# JBL Protemp e500 Heater review



## Barbara Turner (7 Jan 2020)

Hi All
I finally replaced my broken Hydor heater... I'm not having much luck.

I recently picked up the new heater from Aquasabi, I was initially quite impressed.
mouldings are all nicely finished and on the outside, it looks like a well-designed unit, the box is nicely printed. 



 
It's amazingly similar to the Hydor unit, I would normally use the word "inspired by" but in this case, copied might be a better phrase. It does have a few upgrades like the idea of allowing different hose diameters and the LCD temp display. I'm not sure what the green button does I never got to turn it on.. 


 


 

Connecting the heater up I came up with my first issue, I'm using HI-Fitt Cristallio Extra 16-22mm clear hose (not JBL) and the gland nut doesn't even come close to tightening up. It just slides over the top of the hose.



 

 
This didn't bother me too much, I put it down to not using JBL hoses and had some good old trusty jubilee clips.

Big problems came when I turned on the water, there is an internal leak, so water pisses out all the holes in the case, as this internal leak it fills up the case and has got into the lcd, circuit board etc.. 

I didn't dare turn it on..  I connected it to the mixer tap to check that I hadn't missed anything.

I've uploaded a video here



 

I spoke to Aquasabi who have contacted JBL, hopefully, I'll hear back soon.. 

In the meantime, if anyone else buys one please check that if you seal one end you can't still blow air in it..


----------



## Wookii (20 Jan 2020)

Thats a shame to read - JBL stuff is normally pretty good. That said, it looks suspiciously like the SunSun External heater, which is also sold on eBay and Amazon under various other (presumably Chinese) brands: Amazon - so I'm guessing JBL just rebadged it.


----------



## Barbara Turner (20 Jan 2020)

It does look amazingly similar. Even with the same 300w and 500w options.
It looks like it's out the same tooling. 

I got the replacement heater sent out from Aquasabi, touch wood its all working perfectly. 

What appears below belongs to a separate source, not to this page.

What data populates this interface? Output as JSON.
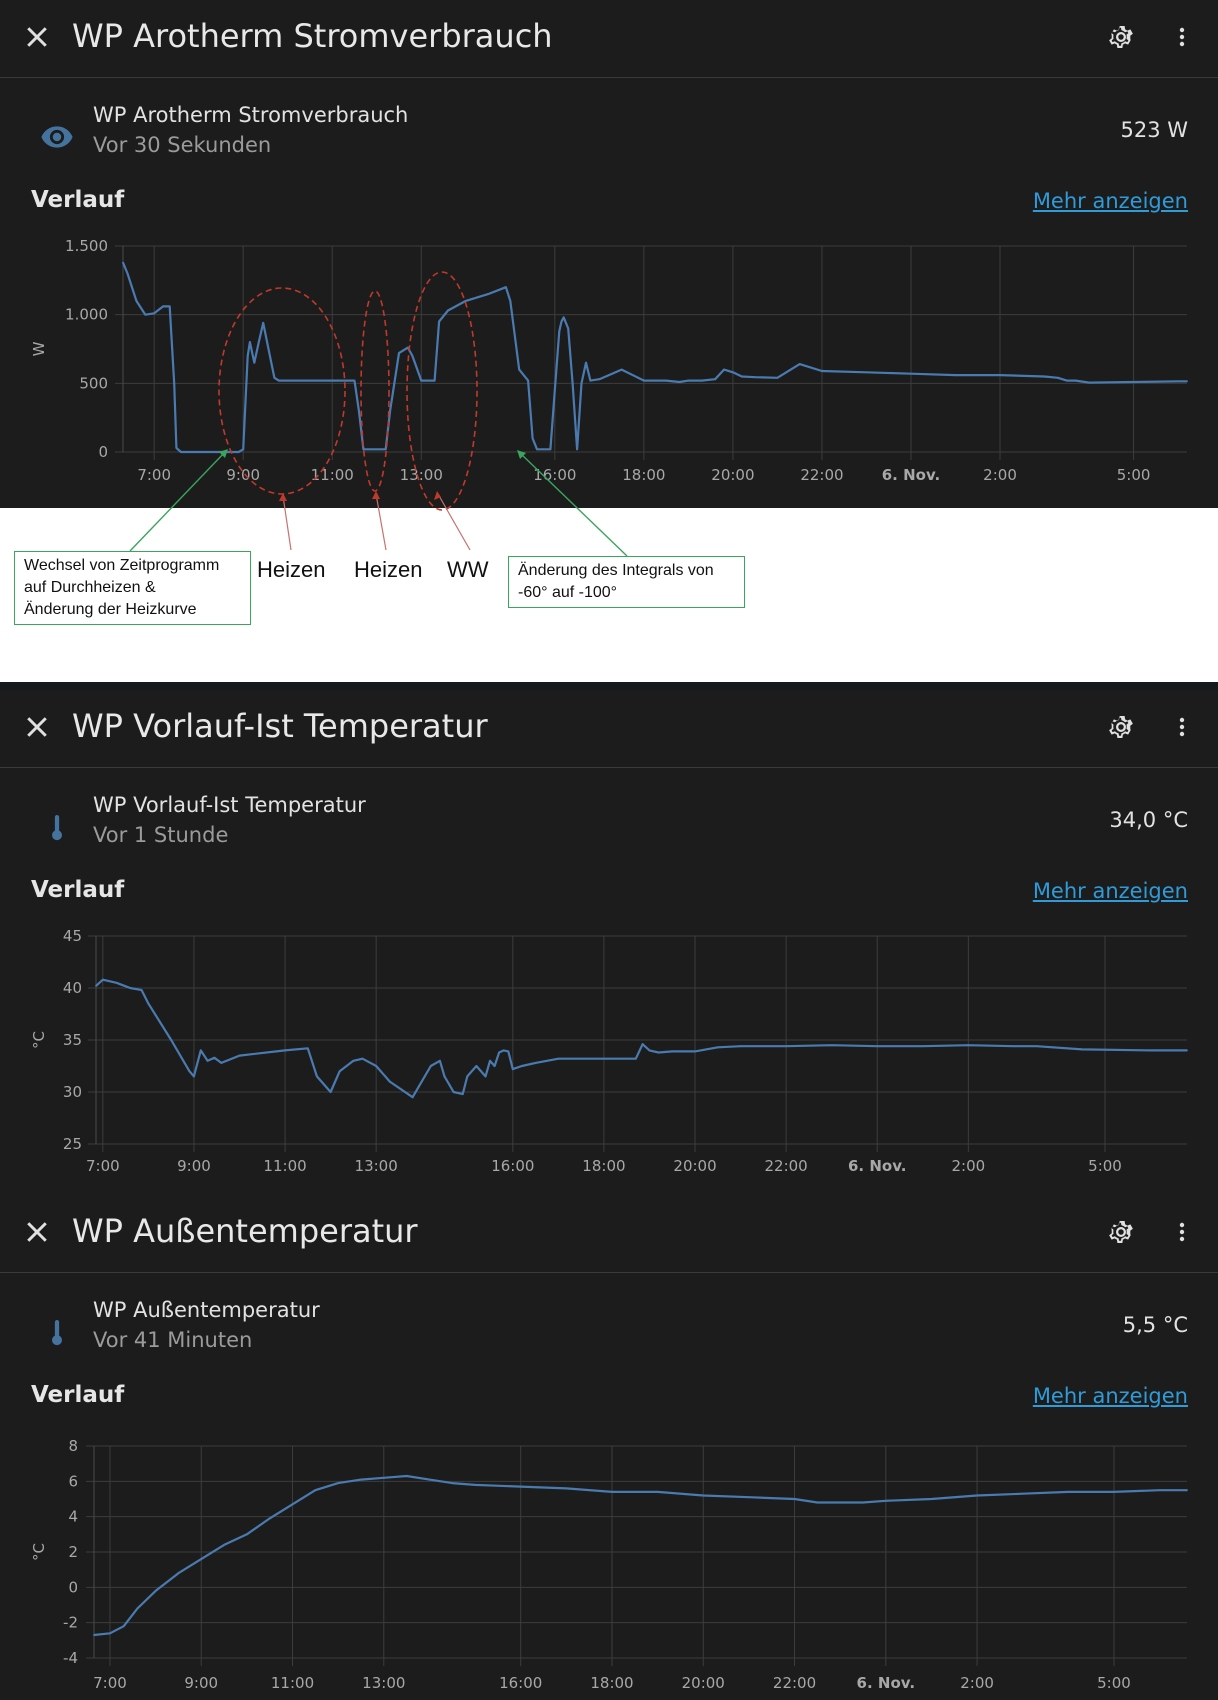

I would like to think that JBL are doing a few extra quality checks but if my first one leaked like a sieve and they didn't pick up on it. It makes you wonder.


----------



## Witcher (29 Feb 2020)

Barbara Turner said:


> Connecting the heater up I came up with my first issue, I'm using HI-Fitt Cristallio Extra 16-22mm clear hose (not JBL) and the gland nut doesn't even come close to tightening up. It just slides over the top of the hose.


I'm afraid this is not how this thing works, gland nut is supposed to tighten the hose from the bottom, not the top. First screw gland nut down the unit, then attach the hose, then screw gland up to the hose to tighten it up.


----------



## Barbara Turner (29 Feb 2020)

Witcher said:


> I'm afraid this is not how this thing works, gland nut is supposed to tighten the hose from the bottom, not the top. First screw gland nut down the unit, then attach the hose, then screw gland up to the hose to tighten it up.



It's not great, Its an easy enough metal off tooling mod that I'm surprised quality team at JBL didn't pick up on.

To be fair I don't know if my hose is really 16mm Id / 22mm OD and how it compares to JBL own hose.  Being a flexible hose it's not the easiest thing to measure.


----------



## Michal550 (29 Feb 2020)

Wookii said:


> Thats a shame to read - JBL stuff is normally pretty good. That said, it looks suspiciously like the SunSun External heater, which is also sold on eBay and Amazon under various other (presumably Chinese) brands: Amazon - so I'm guessing JBL just rebadged it.


every single jbl product I had failed so not so good mate.


----------